Le 12 de Paul Mukairu (20 ans) ne pouvait pas mieux coller à la situation. "C’est en référence à Thierry Henry (NdlR : son n° en équipe de France)" , dit le jeune Nigérian.

Comme son modèle, le nouveau joueur du RSCA a ouvert son pied droit pour déposer le ballon en lucarne et permettre à son équipe de prendre trois points. Après seulement 14 minutes sous la vareuse du RSCA. "Je ne pensais qu’à une seule chose en montant sur le terrain : marquer ou donner un assist, affirme-t-il. J’ai bien profité de l’espace et j’ai marqué le plus beau but de ma carrière. J’ai directement pensé à Dieu et j’ai remercié mon équipe qui m’a fort soutenu."

Mukairu a d’autant plus de mérite qu’il est arrivé en Belgique il y a moins d’une semaine et qu’il ne s’est entraîné pour la première fois que jeudi. "Je n’avais pas le bon visa. La période avant d’arriver a été très stressante. J’ai voulu me donner à fond pour ne pas être en retard par rapport au reste du groupe. J’espère rapidement pouvoir montrer mes qualités. Je suis un joueur technique, rapide et capable de donner de bonnes passes clés."

La présence du jeune attaquant (qui se dit meilleur comme ailier gauche) dans le groupe s’explique en partie par l’absence pour blessure de Yari Verschaeren. "Mukairu a surtout montré une grosse volonté d’apprendre, analyse Vincent Kompany. Il s’est donné à 200 % à l’entraînement. Comme s’il était venu ici pour survivre et faire survivre sa famille. Je ne vais pas me priver de ce genre de motivation. Il a mérité sa place et son goal."

Le coach a tenu un discours similaire pour un autre joueur. Kemar Lawrence est là depuis janvier mais n’avait jamais connu de titularisation sous le maillot anderlechtois.
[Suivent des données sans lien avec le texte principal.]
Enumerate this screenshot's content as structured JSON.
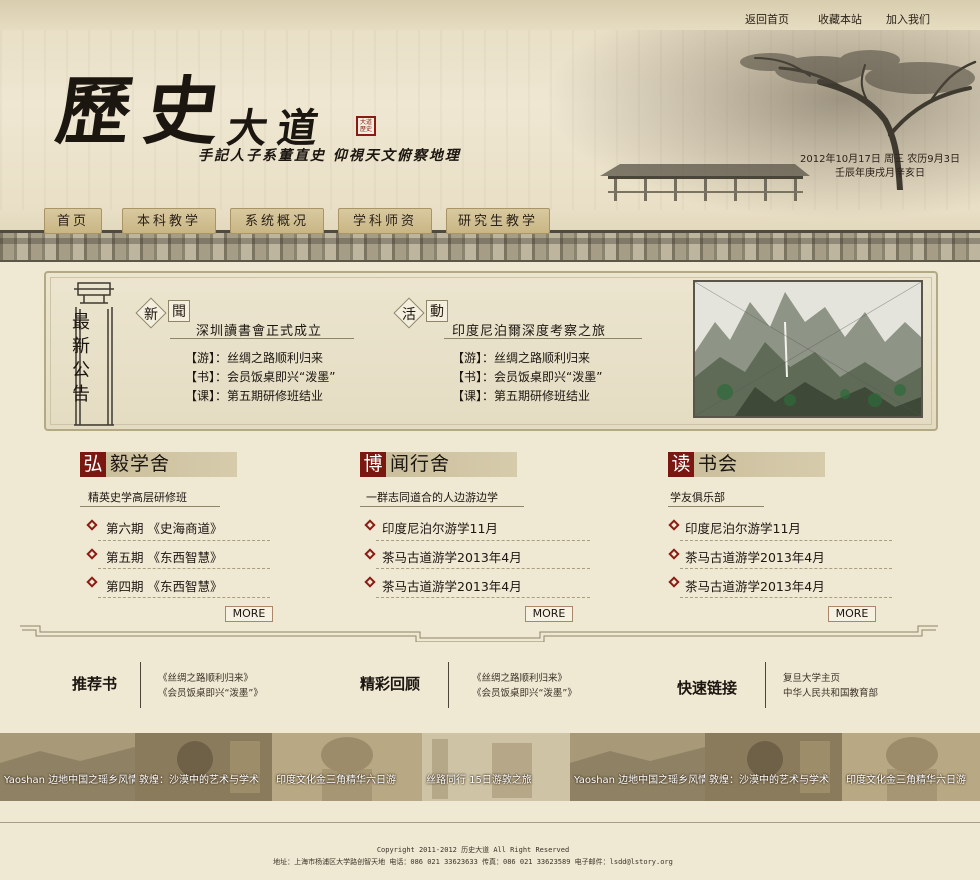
{
  "top_links": [
    "返回首页",
    "收藏本站",
    "加入我们"
  ],
  "logo": {
    "main": "歷史",
    "small": "大道",
    "seal": "大道歷史"
  },
  "slogan": "手記人子系董直史 仰視天文俯察地理",
  "date": {
    "line1": "2012年10月17日 周三 农历9月3日",
    "line2": "壬辰年庚戌月辛亥日"
  },
  "nav": [
    "首页",
    "本科教学",
    "系统概况",
    "学科师资",
    "研究生教学"
  ],
  "notice": {
    "title": "最新公告",
    "blocks": [
      {
        "label1": "新",
        "label2": "聞",
        "title": "深圳讀書會正式成立",
        "lines": [
          "【游】：丝绸之路顺利归来",
          "【书】：会员饭桌即兴“泼墨”",
          "【课】：第五期研修班结业"
        ]
      },
      {
        "label1": "活",
        "label2": "動",
        "title": "印度尼泊爾深度考察之旅",
        "lines": [
          "【游】：丝绸之路顺利归来",
          "【书】：会员饭桌即兴“泼墨”",
          "【课】：第五期研修班结业"
        ]
      }
    ]
  },
  "columns": [
    {
      "first": "弘",
      "rest": "毅学舍",
      "subtitle": "精英史学高层研修班",
      "items": [
        "第六期 《史海商道》",
        "第五期 《东西智慧》",
        "第四期 《东西智慧》"
      ],
      "more": "MORE"
    },
    {
      "first": "博",
      "rest": "闻行舍",
      "subtitle": "一群志同道合的人边游边学",
      "items": [
        "印度尼泊尔游学11月",
        "茶马古道游学2013年4月",
        "茶马古道游学2013年4月"
      ],
      "more": "MORE"
    },
    {
      "first": "读",
      "rest": "书会",
      "subtitle": "学友俱乐部",
      "items": [
        "印度尼泊尔游学11月",
        "茶马古道游学2013年4月",
        "茶马古道游学2013年4月"
      ],
      "more": "MORE"
    }
  ],
  "recommend": [
    {
      "title": "推荐书",
      "links": [
        "《丝绸之路顺利归来》",
        "《会员饭桌即兴“泼墨”》"
      ]
    },
    {
      "title": "精彩回顾",
      "links": [
        "《丝绸之路顺利归来》",
        "《会员饭桌即兴“泼墨”》"
      ]
    },
    {
      "title": "快速链接",
      "links": [
        "复旦大学主页",
        "中华人民共和国教育部"
      ]
    }
  ],
  "strip": [
    {
      "caption": "Yaoshan 边地中国之瑶乡风情",
      "color": "#a89a78"
    },
    {
      "caption": "敦煌：沙漠中的艺术与学术",
      "color": "#8b7b5d"
    },
    {
      "caption": "印度文化金三角精华六日游",
      "color": "#b8a884"
    },
    {
      "caption": "丝路同行 15日游敦之旅",
      "color": "#cfc3a5"
    },
    {
      "caption": "Yaoshan 边地中国之瑶乡风情",
      "color": "#a89a78"
    },
    {
      "caption": "敦煌：沙漠中的艺术与学术",
      "color": "#8b7b5d"
    },
    {
      "caption": "印度文化金三角精华六日游",
      "color": "#b8a884"
    }
  ],
  "footer": {
    "copyright": "Copyright 2011-2012 历史大道 All Right Reserved",
    "address": "地址：上海市杨浦区大学路创智天地 电话：086 021 33623633 传真：086 021 33623589 电子邮件：lsdd@lstory.org"
  }
}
Le Jamaïcain sort enfin la tête de l’eau après avoir été fortement touché par le décès de son frère. "Son histoire peut lui permettre de nous apporter énormément. Il joue avec de l’émotion et donnerait sa vie pour ses équipiers."

Kompany avait prévenu : Lawrence est un joueur physique. Il a marqué le coup avec un gros tacle avant la pause et quelques interventions qui ont claqué dans le stade vide. Au duel il a été impérial. Son placement n’est, en revanche, pas toujours parfait. "Il a aussi eu un impact vocal, souligne Kompany. On a besoin de ce genre de profil."

Lawrence a également montré son caractère. K.O. et criblé de crampes, il a râlé lors de son remplacement. "J’étais un peu fâché, sourit-il. Je voulais encore me battre."

Vincent Kompany dit ne rien avoir remarqué. "On s’est fait un gros câlin après le match. Je ne devais pas l’envoyer directement dans la gueule du loup après un an sans titularisation."